Broken bones are almost always a reason to visit the ER, especially if the bone is pushing through the skin in any way or if there is a loss of movement to the affected area. Minor broken bones can potentially be treated at an urgent care clinic or by a person’s regular healthcare provider in the near future. If there is any question about the severity of the break or about a dislocated joint, go to the ER and have the injury examined. It is not worth the excruciating pain or having the bone not set properly, which could cause more issues later on.

Spinal injury and neck injury can both be extremely dangerous, as well. If a person’s neck or spine has been injured and they are struggling to move or have lost feeling around those important body parts, they should see an emergency doctor.

Other Medical Problems There are a number of other occasions when a person should go to the ER. The medical conditions that need emergency care include:

Severe burn Heavy bleeding Deep wounds Seizure Electric shock or lightning strike Severe pain in the jaw or arm Suicidal thoughts Facial lacerations Abruptly experiencing drooping, numbness or weakness on one side of the body Severe pain anywhere on the body
According to MedlinePlus, if a person or unborn baby could be permanently disabled or die, then the situation is an emergency.
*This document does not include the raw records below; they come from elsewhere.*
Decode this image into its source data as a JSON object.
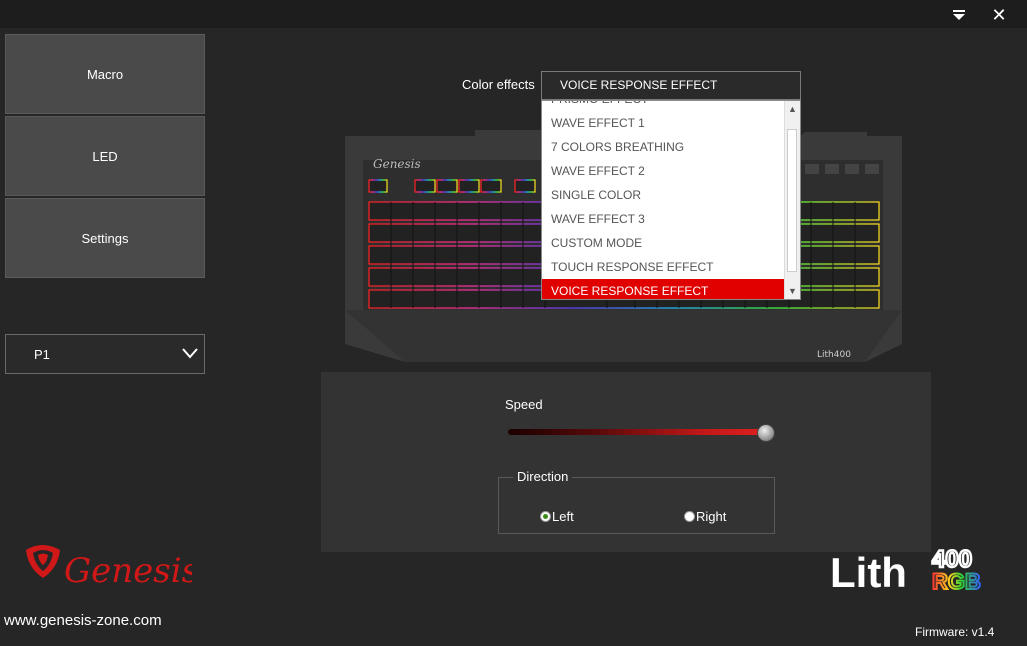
{
  "window": {
    "minimize_icon": "collapse-icon",
    "close_label": "✕"
  },
  "nav": {
    "items": [
      {
        "label": "Macro"
      },
      {
        "label": "LED"
      },
      {
        "label": "Settings"
      }
    ]
  },
  "profile": {
    "selected": "P1"
  },
  "color_effects": {
    "label": "Color effects",
    "selected": "VOICE RESPONSE EFFECT",
    "options": [
      "PRISMO EFFECT",
      "WAVE EFFECT 1",
      "7 COLORS BREATHING",
      "WAVE EFFECT 2",
      "SINGLE COLOR",
      "WAVE EFFECT 3",
      "CUSTOM MODE",
      "TOUCH RESPONSE EFFECT",
      "VOICE RESPONSE EFFECT"
    ]
  },
  "speed": {
    "label": "Speed",
    "value_fraction": 0.99
  },
  "direction": {
    "label": "Direction",
    "options": [
      {
        "label": "Left",
        "checked": true
      },
      {
        "label": "Right",
        "checked": false
      }
    ]
  },
  "footer": {
    "url": "www.genesis-zone.com",
    "firmware": "Firmware: v1.4"
  },
  "brand": {
    "logo_text": "Genesis",
    "product_text": "Lith",
    "product_number": "400",
    "product_suffix": "RGB",
    "accent": "#e00000"
  }
}
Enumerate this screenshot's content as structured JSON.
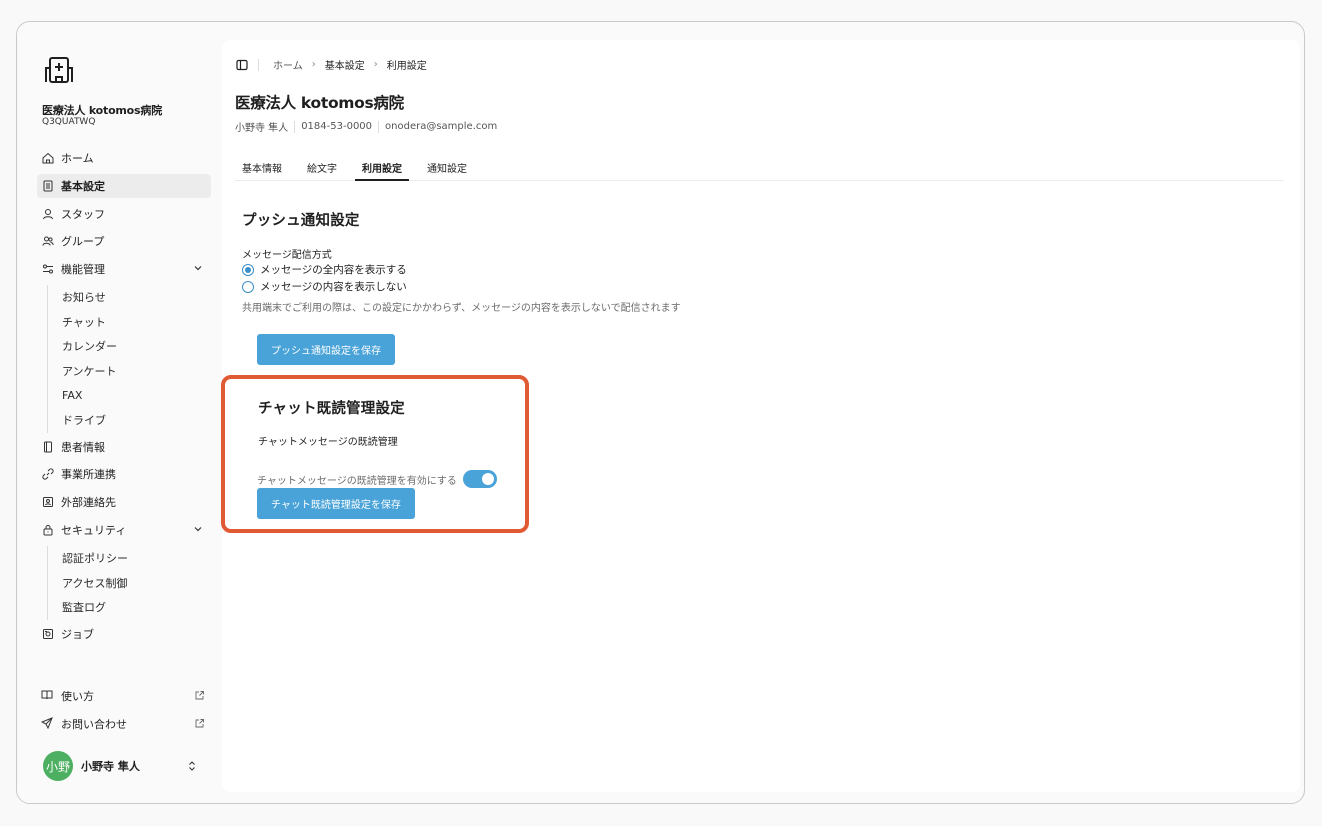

For more minor problems, a person can instead go to an urgent care or walk-in clinic. There also may be emergencies—including stroke, heart attack or severe bleeding, to name a few—when a person should not even try to drive to the ER, but instead should call 911. This is especially important if the medical emergency inhibits a person’s ability to drive themselves or if someone needs life-saving treatment from paramedics on the way to the hospital.

If there is any question about whether a person should seek emergency care, do not hesitate to reach out to a provider or a medical advice hotline by telephone. They should be able to guide toward a particular option or course of action.